All I know about bonsai is that it is the art of growing miniature versions of big trees. Is it possible to grow a whole miniature rainforest? If yes, has it been tried? If no, why not? I’ve a tiny backyard and it’s waiting…
I imagine the amount of work needed to cultivate enough trees, coupled with the fact that a rainforest is just as much about the undergrowth (which can’t be made in bonsai) would make it almost impossible.
Cool idea though.
Please grow one and post pics!
Tristan - Why can’t the undergrowth be bonsai’d? (sorry if that’s a stupid question, but I thought you could bonsai any plant)
Violet - Sure I’ll post pics - even if my “bonsai rainforest” has only one tree!
Do you even know what a rainforest is? What is your definition?
“A dense evergreen forest occupying a tropical region with an annual rainfall of at least 2.5 meters (100 inches).”
Got that off dictionary.com
However, I did have a rough idea of what a rainforest is even before that, given that I have spent a considerable time working in the sholas of the Western Ghats.
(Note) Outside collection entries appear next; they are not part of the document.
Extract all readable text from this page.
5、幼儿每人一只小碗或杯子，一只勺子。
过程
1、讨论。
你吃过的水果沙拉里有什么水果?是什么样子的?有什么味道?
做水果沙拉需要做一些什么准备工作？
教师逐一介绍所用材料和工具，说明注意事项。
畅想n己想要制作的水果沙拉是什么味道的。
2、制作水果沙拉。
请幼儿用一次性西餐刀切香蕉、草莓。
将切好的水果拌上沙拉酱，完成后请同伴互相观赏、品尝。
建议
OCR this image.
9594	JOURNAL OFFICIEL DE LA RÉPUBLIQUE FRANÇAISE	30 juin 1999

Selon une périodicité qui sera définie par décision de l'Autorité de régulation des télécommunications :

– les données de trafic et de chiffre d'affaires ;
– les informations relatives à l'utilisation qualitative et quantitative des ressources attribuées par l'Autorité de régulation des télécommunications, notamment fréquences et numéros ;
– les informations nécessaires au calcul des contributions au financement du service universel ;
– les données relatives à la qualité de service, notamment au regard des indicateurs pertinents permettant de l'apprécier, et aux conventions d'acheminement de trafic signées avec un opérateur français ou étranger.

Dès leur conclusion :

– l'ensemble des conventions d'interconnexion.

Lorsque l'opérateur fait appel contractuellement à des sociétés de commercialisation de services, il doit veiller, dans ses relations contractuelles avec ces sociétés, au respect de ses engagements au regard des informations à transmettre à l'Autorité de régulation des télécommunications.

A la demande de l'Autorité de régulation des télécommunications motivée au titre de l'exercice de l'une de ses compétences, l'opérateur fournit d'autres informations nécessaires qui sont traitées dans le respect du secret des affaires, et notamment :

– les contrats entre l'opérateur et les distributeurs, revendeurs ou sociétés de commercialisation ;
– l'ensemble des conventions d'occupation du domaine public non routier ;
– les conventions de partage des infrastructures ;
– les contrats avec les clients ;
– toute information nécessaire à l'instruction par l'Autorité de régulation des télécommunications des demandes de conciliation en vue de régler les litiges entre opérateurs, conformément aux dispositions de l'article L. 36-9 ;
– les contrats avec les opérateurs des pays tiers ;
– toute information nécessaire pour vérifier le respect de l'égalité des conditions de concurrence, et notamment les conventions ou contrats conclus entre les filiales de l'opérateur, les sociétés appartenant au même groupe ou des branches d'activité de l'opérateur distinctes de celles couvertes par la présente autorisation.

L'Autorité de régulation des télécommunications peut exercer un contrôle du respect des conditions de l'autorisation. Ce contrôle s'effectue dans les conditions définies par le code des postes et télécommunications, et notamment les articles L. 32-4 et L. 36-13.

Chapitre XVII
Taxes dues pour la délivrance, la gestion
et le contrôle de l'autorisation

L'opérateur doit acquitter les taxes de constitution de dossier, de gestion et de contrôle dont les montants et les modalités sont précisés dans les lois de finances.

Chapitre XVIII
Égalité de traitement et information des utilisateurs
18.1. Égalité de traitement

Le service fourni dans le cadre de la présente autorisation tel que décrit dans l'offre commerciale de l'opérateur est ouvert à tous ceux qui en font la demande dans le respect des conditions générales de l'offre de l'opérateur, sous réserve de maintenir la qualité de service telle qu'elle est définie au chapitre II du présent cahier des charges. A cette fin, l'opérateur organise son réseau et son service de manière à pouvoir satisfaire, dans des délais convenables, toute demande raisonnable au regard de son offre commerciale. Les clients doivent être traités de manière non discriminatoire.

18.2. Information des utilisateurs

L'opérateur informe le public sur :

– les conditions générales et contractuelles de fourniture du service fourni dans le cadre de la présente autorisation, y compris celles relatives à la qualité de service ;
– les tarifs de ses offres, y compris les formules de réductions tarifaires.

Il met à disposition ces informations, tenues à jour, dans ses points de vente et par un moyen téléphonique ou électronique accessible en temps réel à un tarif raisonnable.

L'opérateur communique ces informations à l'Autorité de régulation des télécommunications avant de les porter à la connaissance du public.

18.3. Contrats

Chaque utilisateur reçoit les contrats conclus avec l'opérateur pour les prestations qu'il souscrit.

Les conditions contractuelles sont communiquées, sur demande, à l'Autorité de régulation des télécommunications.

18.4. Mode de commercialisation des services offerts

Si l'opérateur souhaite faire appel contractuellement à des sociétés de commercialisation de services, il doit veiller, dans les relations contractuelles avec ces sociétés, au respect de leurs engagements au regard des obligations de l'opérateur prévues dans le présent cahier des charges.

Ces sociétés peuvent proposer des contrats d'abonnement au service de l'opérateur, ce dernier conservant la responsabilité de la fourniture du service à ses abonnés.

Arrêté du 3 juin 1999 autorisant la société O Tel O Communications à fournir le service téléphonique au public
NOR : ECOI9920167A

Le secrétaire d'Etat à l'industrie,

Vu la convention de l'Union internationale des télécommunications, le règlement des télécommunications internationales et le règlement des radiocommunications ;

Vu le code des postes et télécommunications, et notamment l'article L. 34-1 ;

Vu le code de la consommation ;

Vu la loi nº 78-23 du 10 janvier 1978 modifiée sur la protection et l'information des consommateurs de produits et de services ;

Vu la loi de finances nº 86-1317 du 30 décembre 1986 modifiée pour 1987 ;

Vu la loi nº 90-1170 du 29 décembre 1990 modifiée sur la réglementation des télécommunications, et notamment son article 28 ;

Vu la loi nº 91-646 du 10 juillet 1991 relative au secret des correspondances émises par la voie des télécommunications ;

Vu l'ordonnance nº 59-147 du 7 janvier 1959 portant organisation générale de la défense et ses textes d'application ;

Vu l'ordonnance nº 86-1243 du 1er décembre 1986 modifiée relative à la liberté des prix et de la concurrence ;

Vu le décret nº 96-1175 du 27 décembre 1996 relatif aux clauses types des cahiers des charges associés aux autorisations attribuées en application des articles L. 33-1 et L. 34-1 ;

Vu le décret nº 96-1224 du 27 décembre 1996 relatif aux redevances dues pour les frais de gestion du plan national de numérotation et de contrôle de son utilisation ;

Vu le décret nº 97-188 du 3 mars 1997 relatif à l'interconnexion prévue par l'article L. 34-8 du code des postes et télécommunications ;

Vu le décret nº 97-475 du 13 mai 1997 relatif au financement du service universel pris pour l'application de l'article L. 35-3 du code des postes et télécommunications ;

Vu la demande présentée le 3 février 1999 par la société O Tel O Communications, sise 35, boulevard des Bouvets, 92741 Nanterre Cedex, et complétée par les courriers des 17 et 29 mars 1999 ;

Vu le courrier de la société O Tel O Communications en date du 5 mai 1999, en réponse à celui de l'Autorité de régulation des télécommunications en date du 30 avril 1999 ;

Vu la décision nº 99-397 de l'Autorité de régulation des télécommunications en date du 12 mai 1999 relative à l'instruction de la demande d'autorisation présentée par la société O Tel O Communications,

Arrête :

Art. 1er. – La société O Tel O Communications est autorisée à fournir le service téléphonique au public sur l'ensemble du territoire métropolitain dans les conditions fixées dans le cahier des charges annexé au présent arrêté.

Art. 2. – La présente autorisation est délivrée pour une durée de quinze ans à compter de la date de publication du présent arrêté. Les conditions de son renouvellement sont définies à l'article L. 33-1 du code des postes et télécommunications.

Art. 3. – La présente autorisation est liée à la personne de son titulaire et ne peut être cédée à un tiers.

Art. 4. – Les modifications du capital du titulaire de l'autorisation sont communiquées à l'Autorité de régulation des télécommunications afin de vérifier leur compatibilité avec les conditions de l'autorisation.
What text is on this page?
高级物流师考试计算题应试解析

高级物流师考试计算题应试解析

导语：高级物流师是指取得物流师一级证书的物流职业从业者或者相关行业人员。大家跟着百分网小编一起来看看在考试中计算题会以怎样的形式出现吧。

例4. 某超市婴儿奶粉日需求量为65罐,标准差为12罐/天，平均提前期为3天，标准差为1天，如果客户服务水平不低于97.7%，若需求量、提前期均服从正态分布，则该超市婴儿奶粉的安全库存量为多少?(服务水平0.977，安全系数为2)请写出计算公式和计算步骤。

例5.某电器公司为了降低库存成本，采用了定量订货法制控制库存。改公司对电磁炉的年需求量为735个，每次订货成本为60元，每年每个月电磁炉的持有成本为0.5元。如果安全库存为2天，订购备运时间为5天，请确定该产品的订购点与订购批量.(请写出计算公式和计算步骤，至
Here’s a bonsai cypress forest, for what it’s worth.
Well, I just don’t think you could make the mosses, shrubs and other undergrowth plants in bonsai.
I could be wrong. I don’t know much about the art.
Yeah - looks like it.
I’ve just been Googling away and the biggest bonsai “forest” I came across has all of seven trees in it.
And they do seem to be doing it only to trees.
Well, there goes my backyard bonsai rainforest!
Quite a lot of rainforest plants have very large leaves; this alone makes them rather unsuitable for bonsai, but in addition, it would be quite hard to prune and maintain the whole thing if it consists of multiple dense layers. There might also be a problem with the lower layers receiving enough light (things don’t all scale down at the same rate).
Probably the best you could hope for is a faux rainforest, creating the layered canopy effect with ordinary non-rainforest species, maybe including some miniature ferns and mosses too…
On high windswept mountain peaks in the tropics one can find a stunted form of cloud forest called “elfin forest,” in which the trees may be quite short (but not as short as the usual bonsais.)